Once you have found the 2 values of t bracketing the solution, t1 and t2, you can simply "buy as many tickets as necessary to win the lottery", in other words:

Sub Solve()
Randomize
'Set a conveniently small value
fThreshold = 0.0000001
'fun is your x1 + x2 - 2
fMin = Min(Abs(fun(t1)), Abs(fun(t2)))
Do
t = t1 + Rnd*(t2 - t1)
f = Abs(fun(t))
If f < fMin Then fMin = f
Loop While fMin > fThreshold
End Sub
Function fun(p)
'(Use doubles if needed)
Dim Pi6 As Single
Dim p10 As Single
Const Pi = 3.141593
Pi6 = Pi/6
p10 = 10*p
fun = 3*sin(p10 + Pi6) + 2*cos(p10 - Pi6) - 2
End Function

I haven't tested this code but I think it should work.

that is above my level of intelligence!!!!!!!! very confused now

I subscribe everything Krtxmrtz said. You can find the solution by trial and error using a spread sheet but it might take you quite a while, depending on the precision needed, or you can use the GOAL-SEEK option in EXCEL instead. In this case it will be quite straight forward. Please see the attached EXCEL file where I followed the following steps:

1. Construct a table with x1+x2 as a function of t departing from t = 0;
2. Construct a line graph;
3. Notice that, when t = 0, x1+x2 equals 3.23 which is > 2;
4. Notice also that as t increases x1+x2 also increases and starts decreasing when t is approximately to 0.1;
5. Notice finally that when t = 0.24, x1+x2 equals approximately 0, meaning that the first time x1+x2 reaches a value of 2 is somewhere between t = 0 and t = 0.24;
5. Enter in cell F2 any number comprised in the before mentioned interval;
6. Use GOAL-SEEK the way showed in the two images in sheet “Images” and that is all.

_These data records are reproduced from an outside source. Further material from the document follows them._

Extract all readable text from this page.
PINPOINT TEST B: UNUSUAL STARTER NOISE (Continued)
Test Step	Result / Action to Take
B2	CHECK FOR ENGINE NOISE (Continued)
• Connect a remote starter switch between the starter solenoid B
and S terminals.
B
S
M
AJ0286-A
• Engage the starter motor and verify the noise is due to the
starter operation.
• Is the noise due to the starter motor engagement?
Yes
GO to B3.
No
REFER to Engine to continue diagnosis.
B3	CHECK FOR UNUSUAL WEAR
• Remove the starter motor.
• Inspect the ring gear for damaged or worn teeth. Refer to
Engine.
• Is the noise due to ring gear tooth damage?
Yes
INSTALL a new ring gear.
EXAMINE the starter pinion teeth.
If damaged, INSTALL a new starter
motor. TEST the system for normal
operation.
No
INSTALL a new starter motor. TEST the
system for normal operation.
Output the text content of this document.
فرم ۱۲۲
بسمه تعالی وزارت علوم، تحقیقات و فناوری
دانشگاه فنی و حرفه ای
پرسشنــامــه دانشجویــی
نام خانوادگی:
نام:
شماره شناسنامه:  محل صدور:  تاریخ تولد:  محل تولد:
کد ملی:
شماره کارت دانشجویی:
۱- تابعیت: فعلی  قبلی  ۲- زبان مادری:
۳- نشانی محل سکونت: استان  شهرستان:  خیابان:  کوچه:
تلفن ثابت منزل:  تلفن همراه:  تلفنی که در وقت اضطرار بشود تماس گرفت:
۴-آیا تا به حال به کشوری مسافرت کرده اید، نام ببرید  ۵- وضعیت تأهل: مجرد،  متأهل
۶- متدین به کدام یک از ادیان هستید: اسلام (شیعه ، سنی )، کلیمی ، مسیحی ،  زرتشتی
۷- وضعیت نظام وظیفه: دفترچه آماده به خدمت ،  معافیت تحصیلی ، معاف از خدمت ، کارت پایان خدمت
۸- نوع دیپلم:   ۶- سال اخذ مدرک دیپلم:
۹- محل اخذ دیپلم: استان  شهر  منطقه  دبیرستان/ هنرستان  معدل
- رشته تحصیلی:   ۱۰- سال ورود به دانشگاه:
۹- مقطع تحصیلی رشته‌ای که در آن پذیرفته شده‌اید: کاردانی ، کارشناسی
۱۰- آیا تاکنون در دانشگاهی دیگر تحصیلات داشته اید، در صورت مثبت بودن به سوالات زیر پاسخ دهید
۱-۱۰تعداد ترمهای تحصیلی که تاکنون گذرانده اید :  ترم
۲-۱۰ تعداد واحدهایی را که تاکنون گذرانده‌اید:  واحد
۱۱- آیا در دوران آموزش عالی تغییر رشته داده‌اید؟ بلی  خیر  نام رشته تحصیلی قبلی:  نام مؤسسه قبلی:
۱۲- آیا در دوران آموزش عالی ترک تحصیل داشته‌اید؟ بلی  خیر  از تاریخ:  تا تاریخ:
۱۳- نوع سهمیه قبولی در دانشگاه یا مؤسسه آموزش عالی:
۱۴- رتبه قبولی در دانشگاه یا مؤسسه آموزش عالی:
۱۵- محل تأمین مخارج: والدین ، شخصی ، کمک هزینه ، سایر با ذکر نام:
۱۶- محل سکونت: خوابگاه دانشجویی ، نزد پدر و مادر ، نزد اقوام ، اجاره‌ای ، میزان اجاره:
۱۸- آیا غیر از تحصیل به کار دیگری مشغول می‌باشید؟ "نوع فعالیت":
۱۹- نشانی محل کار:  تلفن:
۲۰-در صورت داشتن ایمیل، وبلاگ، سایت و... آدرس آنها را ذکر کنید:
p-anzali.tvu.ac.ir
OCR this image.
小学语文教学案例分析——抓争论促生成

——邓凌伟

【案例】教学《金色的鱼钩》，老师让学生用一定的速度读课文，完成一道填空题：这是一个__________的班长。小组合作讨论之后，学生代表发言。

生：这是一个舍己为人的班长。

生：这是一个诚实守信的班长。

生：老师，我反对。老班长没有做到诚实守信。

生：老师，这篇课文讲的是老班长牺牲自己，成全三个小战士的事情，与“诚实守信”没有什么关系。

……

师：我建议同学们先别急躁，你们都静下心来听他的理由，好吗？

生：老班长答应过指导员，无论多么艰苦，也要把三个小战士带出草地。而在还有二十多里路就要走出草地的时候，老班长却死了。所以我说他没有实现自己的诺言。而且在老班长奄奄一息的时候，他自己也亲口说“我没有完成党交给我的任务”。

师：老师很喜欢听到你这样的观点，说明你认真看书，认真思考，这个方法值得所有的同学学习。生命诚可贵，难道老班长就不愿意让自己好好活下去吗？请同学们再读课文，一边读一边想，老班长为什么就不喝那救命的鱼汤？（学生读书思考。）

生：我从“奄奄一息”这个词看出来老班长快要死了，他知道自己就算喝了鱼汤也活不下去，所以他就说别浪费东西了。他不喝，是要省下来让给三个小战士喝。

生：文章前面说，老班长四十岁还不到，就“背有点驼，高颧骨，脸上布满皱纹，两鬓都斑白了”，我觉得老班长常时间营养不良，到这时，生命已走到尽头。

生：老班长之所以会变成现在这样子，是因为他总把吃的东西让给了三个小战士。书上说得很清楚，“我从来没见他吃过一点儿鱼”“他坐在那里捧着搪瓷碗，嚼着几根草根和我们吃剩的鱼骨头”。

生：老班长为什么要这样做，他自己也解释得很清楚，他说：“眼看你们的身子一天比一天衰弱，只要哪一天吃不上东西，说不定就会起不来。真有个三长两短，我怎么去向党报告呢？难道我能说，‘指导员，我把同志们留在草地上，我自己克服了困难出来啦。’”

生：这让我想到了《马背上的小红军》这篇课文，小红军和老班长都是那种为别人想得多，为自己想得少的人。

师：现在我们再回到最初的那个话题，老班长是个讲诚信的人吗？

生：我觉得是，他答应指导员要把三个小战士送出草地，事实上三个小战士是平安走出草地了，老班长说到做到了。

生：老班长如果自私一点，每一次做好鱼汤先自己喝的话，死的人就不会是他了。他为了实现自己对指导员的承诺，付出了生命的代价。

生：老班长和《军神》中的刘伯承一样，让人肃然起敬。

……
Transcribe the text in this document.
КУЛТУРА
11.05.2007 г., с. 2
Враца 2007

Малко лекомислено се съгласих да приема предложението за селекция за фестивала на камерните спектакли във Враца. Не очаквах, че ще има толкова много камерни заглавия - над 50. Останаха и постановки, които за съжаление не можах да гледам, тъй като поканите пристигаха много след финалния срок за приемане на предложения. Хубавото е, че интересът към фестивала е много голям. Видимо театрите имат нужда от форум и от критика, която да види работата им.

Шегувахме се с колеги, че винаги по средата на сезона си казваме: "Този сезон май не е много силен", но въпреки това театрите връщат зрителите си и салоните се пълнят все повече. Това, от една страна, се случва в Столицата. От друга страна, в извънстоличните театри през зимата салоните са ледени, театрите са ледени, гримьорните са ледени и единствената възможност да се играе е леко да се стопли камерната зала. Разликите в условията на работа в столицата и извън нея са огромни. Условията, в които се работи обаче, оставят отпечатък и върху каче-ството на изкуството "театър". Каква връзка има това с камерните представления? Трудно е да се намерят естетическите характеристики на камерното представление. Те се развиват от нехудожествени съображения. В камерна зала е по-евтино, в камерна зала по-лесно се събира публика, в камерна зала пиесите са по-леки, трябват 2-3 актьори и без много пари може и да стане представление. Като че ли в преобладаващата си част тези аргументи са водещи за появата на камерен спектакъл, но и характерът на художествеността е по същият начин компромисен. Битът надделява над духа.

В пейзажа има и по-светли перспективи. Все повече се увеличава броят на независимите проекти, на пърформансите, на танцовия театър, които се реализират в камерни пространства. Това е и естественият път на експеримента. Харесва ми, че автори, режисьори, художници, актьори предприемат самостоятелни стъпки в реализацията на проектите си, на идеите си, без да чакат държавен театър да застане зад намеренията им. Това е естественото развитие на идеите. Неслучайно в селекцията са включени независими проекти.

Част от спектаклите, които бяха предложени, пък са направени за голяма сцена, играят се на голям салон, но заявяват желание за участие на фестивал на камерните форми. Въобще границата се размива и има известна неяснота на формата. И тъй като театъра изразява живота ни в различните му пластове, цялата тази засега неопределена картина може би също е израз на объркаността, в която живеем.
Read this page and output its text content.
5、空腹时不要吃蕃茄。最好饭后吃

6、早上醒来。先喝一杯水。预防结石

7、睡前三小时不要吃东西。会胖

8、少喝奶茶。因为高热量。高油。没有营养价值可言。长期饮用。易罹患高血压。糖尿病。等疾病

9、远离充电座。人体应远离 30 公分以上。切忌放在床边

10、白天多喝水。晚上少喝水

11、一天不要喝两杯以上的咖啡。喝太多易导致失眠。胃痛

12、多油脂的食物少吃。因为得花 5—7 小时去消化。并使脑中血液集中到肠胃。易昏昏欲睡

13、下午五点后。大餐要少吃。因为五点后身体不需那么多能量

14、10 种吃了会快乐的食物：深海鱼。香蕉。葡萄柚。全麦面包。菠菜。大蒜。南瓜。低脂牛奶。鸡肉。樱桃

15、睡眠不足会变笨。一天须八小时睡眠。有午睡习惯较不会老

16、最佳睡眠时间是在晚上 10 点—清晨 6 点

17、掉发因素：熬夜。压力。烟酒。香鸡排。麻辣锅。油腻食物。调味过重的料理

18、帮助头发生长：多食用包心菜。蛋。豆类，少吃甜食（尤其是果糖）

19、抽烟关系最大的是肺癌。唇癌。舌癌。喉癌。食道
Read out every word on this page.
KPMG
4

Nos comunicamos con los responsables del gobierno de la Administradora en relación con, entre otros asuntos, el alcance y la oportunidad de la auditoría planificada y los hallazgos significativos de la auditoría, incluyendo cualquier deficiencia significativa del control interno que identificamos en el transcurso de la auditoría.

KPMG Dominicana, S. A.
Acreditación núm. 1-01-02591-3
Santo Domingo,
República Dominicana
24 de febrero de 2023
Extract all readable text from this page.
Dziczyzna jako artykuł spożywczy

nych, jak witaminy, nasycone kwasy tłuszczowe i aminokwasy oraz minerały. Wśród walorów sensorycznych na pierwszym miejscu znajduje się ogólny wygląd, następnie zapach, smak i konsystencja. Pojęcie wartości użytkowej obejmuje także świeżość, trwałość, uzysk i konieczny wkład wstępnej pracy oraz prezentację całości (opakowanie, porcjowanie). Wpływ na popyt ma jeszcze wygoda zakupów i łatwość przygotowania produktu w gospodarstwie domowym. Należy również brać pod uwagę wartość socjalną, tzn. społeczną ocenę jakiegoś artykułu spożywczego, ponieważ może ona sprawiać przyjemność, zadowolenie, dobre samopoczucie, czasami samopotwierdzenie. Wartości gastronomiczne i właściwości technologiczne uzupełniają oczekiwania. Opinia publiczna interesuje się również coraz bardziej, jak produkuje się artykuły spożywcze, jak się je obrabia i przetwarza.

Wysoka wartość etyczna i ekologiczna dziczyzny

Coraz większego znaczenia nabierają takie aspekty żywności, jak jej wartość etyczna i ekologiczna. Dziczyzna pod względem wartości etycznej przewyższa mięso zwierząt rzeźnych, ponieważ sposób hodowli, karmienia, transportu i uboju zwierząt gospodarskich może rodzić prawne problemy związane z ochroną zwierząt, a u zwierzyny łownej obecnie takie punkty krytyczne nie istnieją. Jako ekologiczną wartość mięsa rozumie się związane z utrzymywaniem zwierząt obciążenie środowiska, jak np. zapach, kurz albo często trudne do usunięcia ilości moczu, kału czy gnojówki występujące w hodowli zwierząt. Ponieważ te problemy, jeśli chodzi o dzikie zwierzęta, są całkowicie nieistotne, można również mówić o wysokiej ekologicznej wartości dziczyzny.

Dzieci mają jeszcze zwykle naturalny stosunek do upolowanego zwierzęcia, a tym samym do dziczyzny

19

I am sorry for having given the answer 4.966. It is correct though because it returns x1+x2 = 2, but it is not the moment when x1+x2 reaches the value of 2 for the first time. I was not aware of the shape of the specific function at the time and just dropped any number in cell F2 (which I cannot remember anymore).

Rui

that is above my level of intelligence!!!!!!!! very confused now
Sorry if my explanation was confusing. I should have attached a simple drawing in the first place. Well here you go.

You can see that the points t1 and t2 bracket the solution because the function f is negative at t1 and positive at t2. Therefore, you find the midpoint tm in between them and evaluate the function there. In the sample graph it happens to be positive so now you know the solution is between t1 and tm. Therefore you forget about t2 and now you set tm as your new t2. This is your first step. Now you start all over again (of course, you must have the computer do it for you) and repeat over and over. The (t1, t2) interval becomes ever smaller and your solution in sandwiched in it.